Going for Jobs with ‘Concentrated Events and Dinners’

Gov. Bill Haslam and his job creation team will begin to have “concentrated events and dinners” for people in specific business sectors, as the administration continues its efforts in job growth, the governor said Thursday.
More from Mike Morrow’s TNReport:
Haslam and Bill Hagerty, commissioner of the Department of Economic and Community Development, plan to focus on the six strategic clusters outlined in Haslam’s JOBS4TN plan.
Haslam told reporters that he and Hagerty recently met with about 12 chief executive officers from various businesses for dinner to talk about business expansion. He said this particular dinner was from a wider range of businesses than the more concentrated efforts the administration will be making.
“It made me feel great about our legislative session, because with 12 business men and women, within 10 minutes the conversation turned to two topics,” Haslam said.
Those topics were education and tort reform, he said — the two issues Haslam made as the focal point of his personal legislative agenda in his first year as governor.

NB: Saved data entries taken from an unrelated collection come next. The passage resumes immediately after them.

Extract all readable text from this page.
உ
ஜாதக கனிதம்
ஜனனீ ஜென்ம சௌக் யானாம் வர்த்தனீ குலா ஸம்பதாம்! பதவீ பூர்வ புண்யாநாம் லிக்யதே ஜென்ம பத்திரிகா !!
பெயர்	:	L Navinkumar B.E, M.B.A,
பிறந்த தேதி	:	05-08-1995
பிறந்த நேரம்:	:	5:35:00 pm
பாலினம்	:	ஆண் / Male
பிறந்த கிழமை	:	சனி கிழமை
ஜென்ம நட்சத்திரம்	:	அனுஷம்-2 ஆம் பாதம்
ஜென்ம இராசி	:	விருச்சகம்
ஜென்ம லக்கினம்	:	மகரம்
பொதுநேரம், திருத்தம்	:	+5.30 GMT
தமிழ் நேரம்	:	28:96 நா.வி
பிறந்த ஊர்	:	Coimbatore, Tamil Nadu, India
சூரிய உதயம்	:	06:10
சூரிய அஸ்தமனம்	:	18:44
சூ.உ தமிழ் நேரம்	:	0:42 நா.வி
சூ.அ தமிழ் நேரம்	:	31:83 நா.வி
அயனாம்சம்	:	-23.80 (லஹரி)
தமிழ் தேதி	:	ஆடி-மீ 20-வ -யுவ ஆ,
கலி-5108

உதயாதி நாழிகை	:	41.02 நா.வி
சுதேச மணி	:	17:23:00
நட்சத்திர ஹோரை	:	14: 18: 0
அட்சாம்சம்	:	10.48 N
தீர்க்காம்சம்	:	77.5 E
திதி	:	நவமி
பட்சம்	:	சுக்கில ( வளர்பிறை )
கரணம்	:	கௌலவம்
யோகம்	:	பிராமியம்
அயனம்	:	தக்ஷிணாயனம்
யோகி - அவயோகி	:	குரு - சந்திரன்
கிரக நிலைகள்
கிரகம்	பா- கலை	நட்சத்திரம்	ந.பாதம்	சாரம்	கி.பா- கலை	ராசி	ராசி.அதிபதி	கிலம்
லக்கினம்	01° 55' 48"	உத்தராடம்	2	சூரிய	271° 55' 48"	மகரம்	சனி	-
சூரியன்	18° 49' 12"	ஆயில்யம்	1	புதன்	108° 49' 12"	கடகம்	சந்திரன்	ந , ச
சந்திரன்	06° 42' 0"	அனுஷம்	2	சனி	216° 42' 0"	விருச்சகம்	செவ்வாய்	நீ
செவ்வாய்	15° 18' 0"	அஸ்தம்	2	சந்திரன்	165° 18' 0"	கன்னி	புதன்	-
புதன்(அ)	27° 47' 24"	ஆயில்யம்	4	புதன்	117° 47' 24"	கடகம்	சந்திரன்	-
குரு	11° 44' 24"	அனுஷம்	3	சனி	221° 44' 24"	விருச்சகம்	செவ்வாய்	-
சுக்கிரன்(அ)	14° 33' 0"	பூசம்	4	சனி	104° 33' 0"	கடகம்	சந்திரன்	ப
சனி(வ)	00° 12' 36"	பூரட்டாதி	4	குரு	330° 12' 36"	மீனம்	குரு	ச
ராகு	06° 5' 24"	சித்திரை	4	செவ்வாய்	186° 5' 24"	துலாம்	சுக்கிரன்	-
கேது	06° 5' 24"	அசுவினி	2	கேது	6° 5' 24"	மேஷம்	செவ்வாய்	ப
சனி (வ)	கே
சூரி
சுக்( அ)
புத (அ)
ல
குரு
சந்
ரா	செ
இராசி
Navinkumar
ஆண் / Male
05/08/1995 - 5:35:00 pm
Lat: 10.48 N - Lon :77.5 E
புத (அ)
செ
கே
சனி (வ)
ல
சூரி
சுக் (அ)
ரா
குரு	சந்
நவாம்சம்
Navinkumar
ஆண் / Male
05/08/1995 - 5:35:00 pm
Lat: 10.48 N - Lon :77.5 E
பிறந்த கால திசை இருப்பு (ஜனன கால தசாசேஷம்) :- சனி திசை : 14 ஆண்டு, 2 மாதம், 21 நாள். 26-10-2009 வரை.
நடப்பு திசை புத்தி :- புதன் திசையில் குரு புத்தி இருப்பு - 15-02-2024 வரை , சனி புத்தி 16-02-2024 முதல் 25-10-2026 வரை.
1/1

If there were any doubt that the administration considers tort reform as a jobs plan, it was put to rest by its placing the tort reform bill signing among news items atop the homepage of the Department of Economic and Community Development website.
…When pressed for details about the meeting with business leaders this week, Haslam told reporters Thursday they included three executives in manufacturing, two in the financial services industry and two in the logistics business among others. Haslam would not identify the business executives. A spokesman for the governor said the meeting was in Atlanta.
The Haslam jobs plan has emphasized a need to focus more on growing existing businesses within the state, as opposed to the recruitment of outside business, although the administration says it is not abandoning outside recruiting.
Haslam also noted Thursday that while lagging education is one of the reasons the state has unemployment issues, the state “hasn’t had access to a lot of capital, and I think that’s held us back in some ways as well.”